AztecL0B0 writes "Nintendo Insider takes a look at the reasons why Nintendo is not leaving the console race anytime soon. From the article: 'To have a successful system, you must not only sell a lot of the system, but make money off it, too. You can sell all the systems you want, but if you don't turn a profit, you'll go down the drain as a company.' This is the second part of a three part series. The first article discusses the background to this round of console fighting."

4 of 133 comments (clear)

  1. Re:Good news by hoggoth · · Score: 4, Interesting

    > Though Nintendo hasn't done very well compared to the PS2

    The whole point of TFA is that Nintendo HAS done well, better than SONY and Microsoft combined when your measurement is profit. Nintendo has made ONE BILLION dollars in profit in the past year, Sony has made 400 MILLION dollars in profit, and Microsoft has LOST 550 MILLION dollars.

    If you measure by market share or third party support or sales volume or even income then Nintendo doesn't win, but if you measure who is making (and keeping) the most money, Nintendo wins hands down.

    --
    - For the complete works of Shakespeare: cat /dev/random (may take some time)
  2. Re:Lies, Damn Lies, and ... by cowscows · · Score: 3, Insightful

    Yeah, you're missing the whole damn point of the article.

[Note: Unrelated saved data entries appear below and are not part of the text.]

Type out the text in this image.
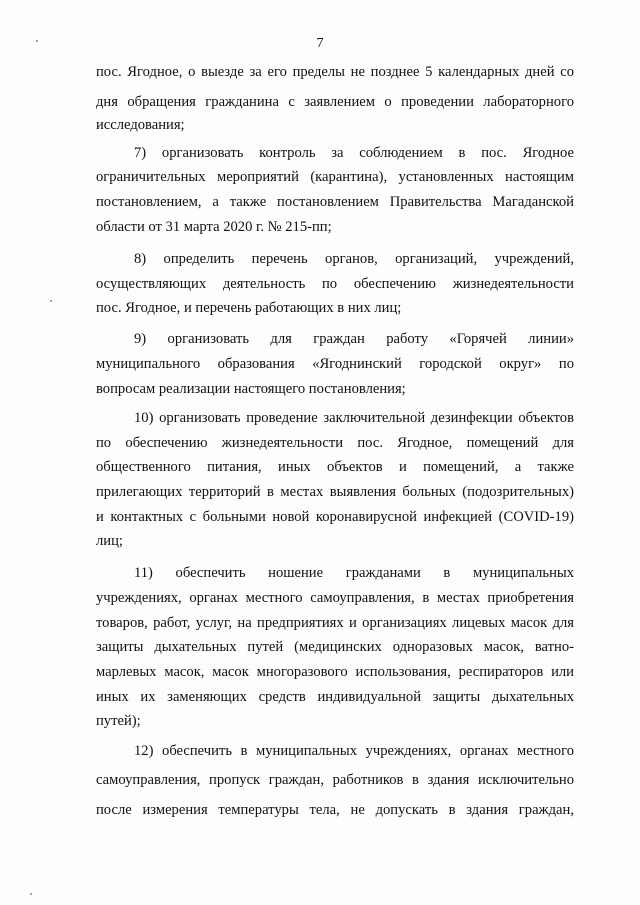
7
пос. Ягодное, о выезде за его пределы не позднее 5 календарных дней со
дня обращения гражданина с заявлением о проведении лабораторного
исследования;
7) организовать контроль за соблюдением в пос. Ягодное
ограничительных мероприятий (карантина), установленных настоящим
постановлением, а также постановлением Правительства Магаданской
области от 31 марта 2020 г. № 215-пп;
8) определить перечень органов, организаций, учреждений,
осуществляющих деятельность по обеспечению жизнедеятельности
пос. Ягодное, и перечень работающих в них лиц;
9) организовать для граждан работу «Горячей линии»
муниципального образования «Ягоднинский городской округ» по
вопросам реализации настоящего постановления;
10) организовать проведение заключительной дезинфекции объектов
по обеспечению жизнедеятельности пос. Ягодное, помещений для
общественного питания, иных объектов и помещений, а также
прилегающих территорий в местах выявления больных (подозрительных)
и контактных с больными новой коронавирусной инфекцией (COVID-19)
лиц;
11) обеспечить ношение гражданами в муниципальных
учреждениях, органах местного самоуправления, в местах приобретения
товаров, работ, услуг, на предприятиях и организациях лицевых масок для
защиты дыхательных путей (медицинских одноразовых масок, ватно-
марлевых масок, масок многоразового использования, респираторов или
иных их заменяющих средств индивидуальной защиты дыхательных
путей);
12) обеспечить в муниципальных учреждениях, органах местного
самоуправления, пропуск граждан, работников в здания исключительно
после измерения температуры тела, не допускать в здания граждан,
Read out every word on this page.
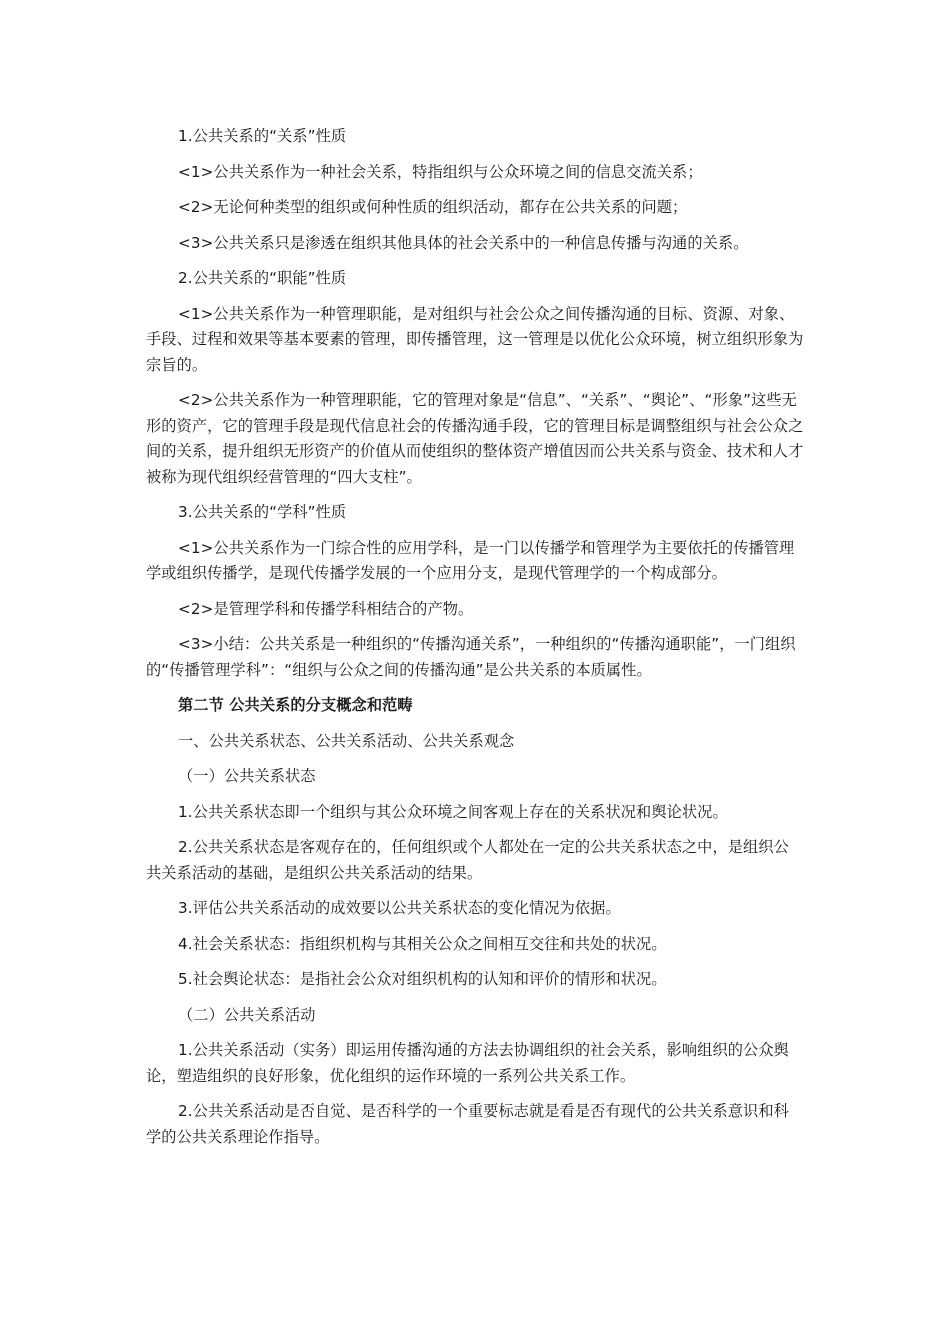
1.公共关系的“关系”性质

<1>公共关系作为一种社会关系，特指组织与公众环境之间的信息交流关系；

<2>无论何种类型的组织或何种性质的组织活动，都存在公共关系的问题；

<3>公共关系只是渗透在组织其他具体的社会关系中的一种信息传播与沟通的关系。

2.公共关系的“职能”性质

<1>公共关系作为一种管理职能，是对组织与社会公众之间传播沟通的目标、资源、对象、手段、过程和效果等基本要素的管理，即传播管理，这一管理是以优化公众环境，树立组织形象为宗旨的。

<2>公共关系作为一种管理职能，它的管理对象是“信息”、“关系”、“舆论”、“形象”这些无形的资产，它的管理手段是现代信息社会的传播沟通手段，它的管理目标是调整组织与社会公众之间的关系，提升组织无形资产的价值从而使组织的整体资产增值因而公共关系与资金、技术和人才被称为现代组织经营管理的“四大支柱”。

3.公共关系的“学科”性质

<1>公共关系作为一门综合性的应用学科，是一门以传播学和管理学为主要依托的传播管理学或组织传播学，是现代传播学发展的一个应用分支，是现代管理学的一个构成部分。

<2>是管理学科和传播学科相结合的产物。

<3>小结：公共关系是一种组织的“传播沟通关系”，一种组织的“传播沟通职能”，一门组织的“传播管理学科”：“组织与公众之间的传播沟通”是公共关系的本质属性。

第二节 公共关系的分支概念和范畴

一、公共关系状态、公共关系活动、公共关系观念

（一）公共关系状态

1.公共关系状态即一个组织与其公众环境之间客观上存在的关系状况和舆论状况。

2.公共关系状态是客观存在的，任何组织或个人都处在一定的公共关系状态之中，是组织公共关系活动的基础，是组织公共关系活动的结果。

3.评估公共关系活动的成效要以公共关系状态的变化情况为依据。

4.社会关系状态：指组织机构与其相关公众之间相互交往和共处的状况。

5.社会舆论状态：是指社会公众对组织机构的认知和评价的情形和状况。

（二）公共关系活动

1.公共关系活动（实务）即运用传播沟通的方法去协调组织的社会关系，影响组织的公众舆论，塑造组织的良好形象，优化组织的运作环境的一系列公共关系工作。

2.公共关系活动是否自觉、是否科学的一个重要标志就是看是否有现代的公共关系意识和科学的公共关系理论作指导。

    Nintendo does not live or die on the marketshare of the gamecube compared to the PS2 and Xbox. Just like the sales of Revolution consoles compared to the PS3 and Xbox360 won't entirely determine their future.

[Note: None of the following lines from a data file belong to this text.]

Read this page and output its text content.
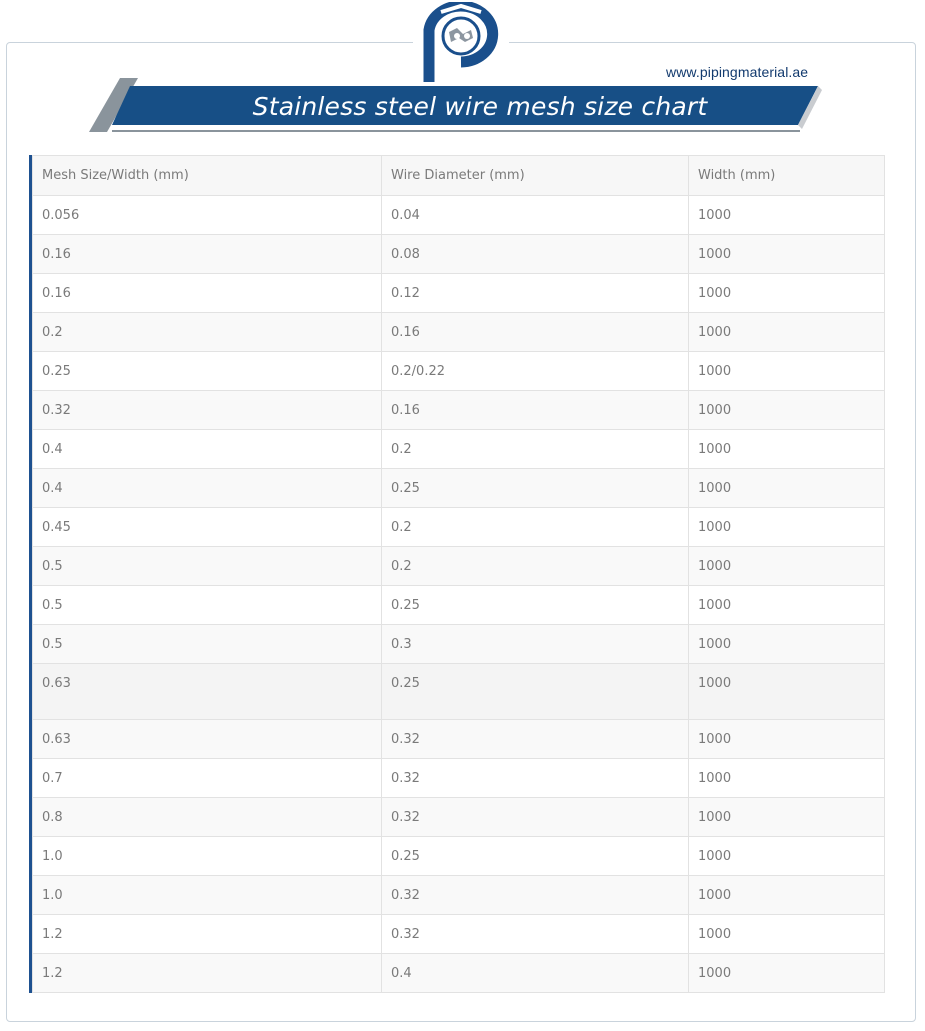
www.pipingmaterial.ae
Stainless steel wire mesh size chart
Mesh Size/Width (mm)	Wire Diameter (mm)	Width (mm)
0.056	0.04	1000
0.16	0.08	1000
0.16	0.12	1000
0.2	0.16	1000
0.25	0.2/0.22	1000
0.32	0.16	1000
0.4	0.2	1000
0.4	0.25	1000
0.45	0.2	1000
0.5	0.2	1000
0.5	0.25	1000
0.5	0.3	1000
0.63	0.25	1000
0.63	0.32	1000
0.7	0.32	1000
0.8	0.32	1000
1.0	0.25	1000
1.0	0.32	1000
1.2	0.32	1000
1.2	0.4	1000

    Did Nintendo lose market share over the current generation of consoles. Yes. Is that threatening their viability as a video game company? Not as much as you'd think.

    A couple points that you should have gotten out of the article. First, even without the Gameboy and DS stuff, just the Gamecube, Nintendo would've been profitable. That's the number one thing you have to do to stay in business.

    Second, selling a zillion of something isn't necessarily a good thing if you lose money on each one. The Xbox is sort of a special case here, because MS is taking a longer term view of things, and has a ginormous pile of money the subsidize their video game losses.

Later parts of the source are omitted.